10 June 2023

Wine Tasting: Rioja

 

Still a value champion, red wines from the Spanish Rioja region are among my favorites, especially with food. Rioja produces a lot of red wine, usually made predominantly with Tempranillo, blended with Garnacha, Mazuelo, and/or Graciano. The bottles tend to be on the lighter end of the flavor spectrum (think red fruits, not black fruits), but also feature good acid and tannins, making them good both for food and aging. 

This time, I wanted to contrast the different levels from a single producer (aging minimums: crianza = 2 years; reserva = 3 years, gran reserva = 5 years), and then also across different producers. I thought that worked out pretty well, with three very different producers (and one all-grenache oddity at the end) offering contrasting styles. 

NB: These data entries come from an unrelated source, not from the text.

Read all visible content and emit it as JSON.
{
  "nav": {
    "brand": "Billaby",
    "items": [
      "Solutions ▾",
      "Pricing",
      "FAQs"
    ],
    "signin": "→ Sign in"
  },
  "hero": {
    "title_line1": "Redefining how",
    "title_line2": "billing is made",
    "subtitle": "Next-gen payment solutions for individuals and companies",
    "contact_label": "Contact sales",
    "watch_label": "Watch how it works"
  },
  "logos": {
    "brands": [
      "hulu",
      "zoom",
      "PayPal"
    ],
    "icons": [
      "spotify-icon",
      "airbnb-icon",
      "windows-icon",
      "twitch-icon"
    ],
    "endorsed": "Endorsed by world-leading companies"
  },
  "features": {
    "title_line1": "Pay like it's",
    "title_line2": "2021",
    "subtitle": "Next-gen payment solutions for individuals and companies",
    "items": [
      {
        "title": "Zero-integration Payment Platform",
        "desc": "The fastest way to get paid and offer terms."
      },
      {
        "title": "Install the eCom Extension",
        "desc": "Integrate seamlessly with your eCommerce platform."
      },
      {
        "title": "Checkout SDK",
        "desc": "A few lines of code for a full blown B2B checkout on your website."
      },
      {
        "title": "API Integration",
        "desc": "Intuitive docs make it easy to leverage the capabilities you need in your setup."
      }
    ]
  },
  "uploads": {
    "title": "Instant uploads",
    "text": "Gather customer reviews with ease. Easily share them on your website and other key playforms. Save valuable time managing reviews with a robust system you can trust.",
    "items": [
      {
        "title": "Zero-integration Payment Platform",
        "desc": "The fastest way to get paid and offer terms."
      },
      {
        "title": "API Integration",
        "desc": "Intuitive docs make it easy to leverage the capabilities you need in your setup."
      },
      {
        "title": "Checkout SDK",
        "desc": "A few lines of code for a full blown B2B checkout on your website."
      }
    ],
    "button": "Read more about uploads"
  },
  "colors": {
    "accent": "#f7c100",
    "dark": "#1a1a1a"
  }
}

Here's what we had. I liked everything, but my favorites are in bold:

  1. 2018 Bodegas Casa Juan Señor de Lesmos Crianza Rioja ($13): located in Laguardia, this  family-run producer grows under 30 hectares of vineyards. Their crianza is ~85% Tempranillo, remainder being Mazuelo. Bright red cherry flavors make for a lighter red, great value for the money. As expected, this crianza bottle is the simplest of the three wines from this producer. 
  2. 2015 Bodegas Casa Juan Señor de Lesmos Reserva Rioja ($20): the reserva sees 27 months in barrels, then another year+ in concrete before bottling and further aging. This is reflected in more weight, darker flavors, more complexity (but less than the gran reserva).  
  3. 2010 Bodegas Casa Juan "Señor de Lesmos" Gran Reserva Rioja ($30): and, finally, the gran reserva, which delivers even more complexity, with darker cherry and black olive flavors. A great deal for the price, but out-classed by the Puelles at the same price. 
  4. 2016 Bodegas Puelles Crianza Rioja ($18): Another small producer, with 26 hectares of north facing vineyards located between 300 and 600 meters in altitude, all within the Rioja Alta village of Abalos. Aged in used French and American oak barrels (roughly 50% each), racked twice, and lightly filtered prior to being bottled and undergoing additional aging at the winery. Very different from the Casa Juan wines, with a much more generous, fruit-forward palate, which reminded me of black plums (rather than cherries). Still light on its feet, however, as a crianza should be. 
  5. 2008 Bodegas Puelles Gran Reserva Rioja ($30): very different from the crianza, this has the darker, more savory (think less fruit, more old leather) profile that I think of when I think of gran reserva. Even at 15 years, this feels like it has a long life ahead, just beginning to show tertiary flavors (leather, smoke, etc). My value winner for the evening. 
  6. 2014 López de Heredia "Viña Cubillo" Crianza Rioja ($29): Lopez de Heredia is an old-school Rioja legend, proudly still producing wine the way they were when the winery was founded over 130 years ago. Lopez de Heredia uses only estate bottled fruit from their own vineyards. Even though the Cubillo is their crianza bottle, it sees 2 years in used American oak and 2 years in bottle before release. Radically different in palate from the Casa Juan and Puelles wines, this was a crowd splitter. This was racy stuff, all sour cherries, high in acid, bracing. Still great the next morning, showing a bit more complexity, suggesting this could go many more years. I loved it! 
  7. 2010 López de Heredia "Viña Tondonia" Reserva Rioja ($50): from Heredia's Todonia vineyard, this is 70% Tempranillo, 20% Garnacho and 5% each Graciano and Mazuelo, aged 6 years in used American oak. This was pretty uptight, but got better the next morning. This shows more complexity than the Cubillo, but honestly, I'm not sure it earns the $20 premium (at least, not yet). Still, great wine and a Rioja collectible benchmark. 250,000 bottles produced! If only we could get it at the 26 price they sell it in Spain! 
  8. 2019 Pedro Martinez Alesanco Garnacha Rioja (sale $26; regularly $35): an oddity in that it's all garnacha (aka grenache), this showed a darker set of black fruit aromas and flavors, with hints of chocolate. Not what I expect from Rioja, reminding me more of Southern Rhone wines. A great deal at the sale price, tho.